L’orgoglio per le tradizioni
Poi c’è l’orgoglio per le tradizioni e la consapevolezza che c’è tanto da costruire: “La nostra arte non ha nulla di meno di quella di molti altri borghi che hanno saputo valorizzarla creando quasi un marchio. Penso a Panicale, dove siamo stati qualche anno fa per un concorso internazionale. Lì del ricamo c’è anche un museo. E’ stato bello il confronto. Si sono molto interessati alle nostre tecniche di lavoro in oro: loro lo fanno su carta, noi su telaio. Ecco, noi vorremmo che quest’arte tornasse al centro della nostra comunità e che diventasse una delle leve per il rilancio del nostro borgo, occasione di scambi culturali nazionali e internazionali”.

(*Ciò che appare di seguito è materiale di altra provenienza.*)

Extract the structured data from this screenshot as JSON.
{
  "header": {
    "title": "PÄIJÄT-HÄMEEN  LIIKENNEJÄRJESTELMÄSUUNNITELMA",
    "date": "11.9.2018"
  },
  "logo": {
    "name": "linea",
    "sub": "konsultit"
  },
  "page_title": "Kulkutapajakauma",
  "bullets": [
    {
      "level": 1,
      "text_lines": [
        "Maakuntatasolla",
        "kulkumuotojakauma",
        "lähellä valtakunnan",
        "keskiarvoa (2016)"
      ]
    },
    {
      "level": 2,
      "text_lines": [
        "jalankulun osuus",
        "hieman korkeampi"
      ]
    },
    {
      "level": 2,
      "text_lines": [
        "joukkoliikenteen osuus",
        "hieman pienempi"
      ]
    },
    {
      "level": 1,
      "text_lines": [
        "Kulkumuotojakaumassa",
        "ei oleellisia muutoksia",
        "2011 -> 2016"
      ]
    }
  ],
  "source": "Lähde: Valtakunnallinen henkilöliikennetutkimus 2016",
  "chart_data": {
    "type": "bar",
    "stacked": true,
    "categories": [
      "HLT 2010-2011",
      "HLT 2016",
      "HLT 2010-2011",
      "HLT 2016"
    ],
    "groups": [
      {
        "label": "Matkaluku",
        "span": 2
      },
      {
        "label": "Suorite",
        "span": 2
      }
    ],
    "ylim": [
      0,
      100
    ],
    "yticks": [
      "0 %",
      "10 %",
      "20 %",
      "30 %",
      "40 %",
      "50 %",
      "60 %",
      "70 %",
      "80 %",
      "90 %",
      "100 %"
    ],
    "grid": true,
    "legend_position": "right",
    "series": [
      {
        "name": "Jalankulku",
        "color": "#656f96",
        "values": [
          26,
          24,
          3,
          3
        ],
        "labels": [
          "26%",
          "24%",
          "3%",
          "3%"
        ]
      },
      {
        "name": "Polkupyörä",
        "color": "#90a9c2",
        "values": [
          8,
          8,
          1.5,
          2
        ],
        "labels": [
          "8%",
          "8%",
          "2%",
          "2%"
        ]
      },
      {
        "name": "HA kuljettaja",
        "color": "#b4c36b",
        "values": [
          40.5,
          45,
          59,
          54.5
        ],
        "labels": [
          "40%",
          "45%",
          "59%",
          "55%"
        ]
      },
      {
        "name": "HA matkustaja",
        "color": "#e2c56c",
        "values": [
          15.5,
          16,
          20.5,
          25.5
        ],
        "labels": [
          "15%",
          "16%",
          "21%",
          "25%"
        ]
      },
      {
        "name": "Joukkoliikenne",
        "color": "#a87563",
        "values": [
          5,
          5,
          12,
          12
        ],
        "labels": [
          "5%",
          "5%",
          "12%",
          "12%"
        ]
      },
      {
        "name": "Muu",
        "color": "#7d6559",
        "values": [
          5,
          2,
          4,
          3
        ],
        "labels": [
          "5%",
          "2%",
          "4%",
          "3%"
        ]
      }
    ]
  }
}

Intanto Agnese Bufalieri non ha mai interrotto, ormai da anni, una indagine speciale. È ancora a caccia del mitico “punto Montecelio”. Un punto inventato dalle antichissime ricamine di cui però si è persa traccia. “Raccolgo testimonianze da anni ma non sono ancora riuscita a trovarlo davvero, a volte viene il dubbio che sia mai davvero esistito. Ma io continuo ad indagare”. Con la stessa tenacia con cui aiuta chiunque lo voglia a restaurare punto per punto, merletto per merletto, le Vunnelle antiche. Due anni fa è stato ricostruito un abito del 1700.
Il “rammendo” delle storie perdute
La documentazione, anche quella fotografica, è un’altra attività centrale dell’associazione. Chi può dà il suo contributo e gli album custoditi nella sede di via Servio Tullio rammendano la storia perduta. La scuola di ricamo delle suore, la Vunnella in miniatura portata in omaggio a Re Umberto II in Portogallo, le maestre di taglio e cucito.
Ci tengono alla loro identità nel borgo di Montecelio, anche se dal 1937 il borgo che vanta origini precedenti a quelle di Roma è diventato parte della più grande città di Guidonia Montecelio, alle porte della Capitale. L’anima antica convive con la new town costruita durante il Ventennio, una delle sette fondate da Mussolini in Lazio. Oggi con il suo territorio di 80 chilometri quadrati e 91mila residenti è la terza città più grande della regione, dopo Roma e Latina.
Il lato “creativo” del lockdowm nei dati Istat: più del 17% della popolazione si è dedicata a ricamo e cucito
Si chiama “Indagine-diario della giornata e attività ai tempi del coronavirus” uno dei report in numeri elaborati dall’Istat nell’ambito del “Rapporto annuale 2020” che fotografa la situazione del Paese. Emerge che durante il lockdown quasi un terzo della popolazione si è dedicato al giardinaggio o alla cura dell’orto. Il 17,3 per cento ha cucito, ricamato o lavorato a maglia e il 12,8 per cento si è concentrato sul restauro di mobili o oggetti per la casa.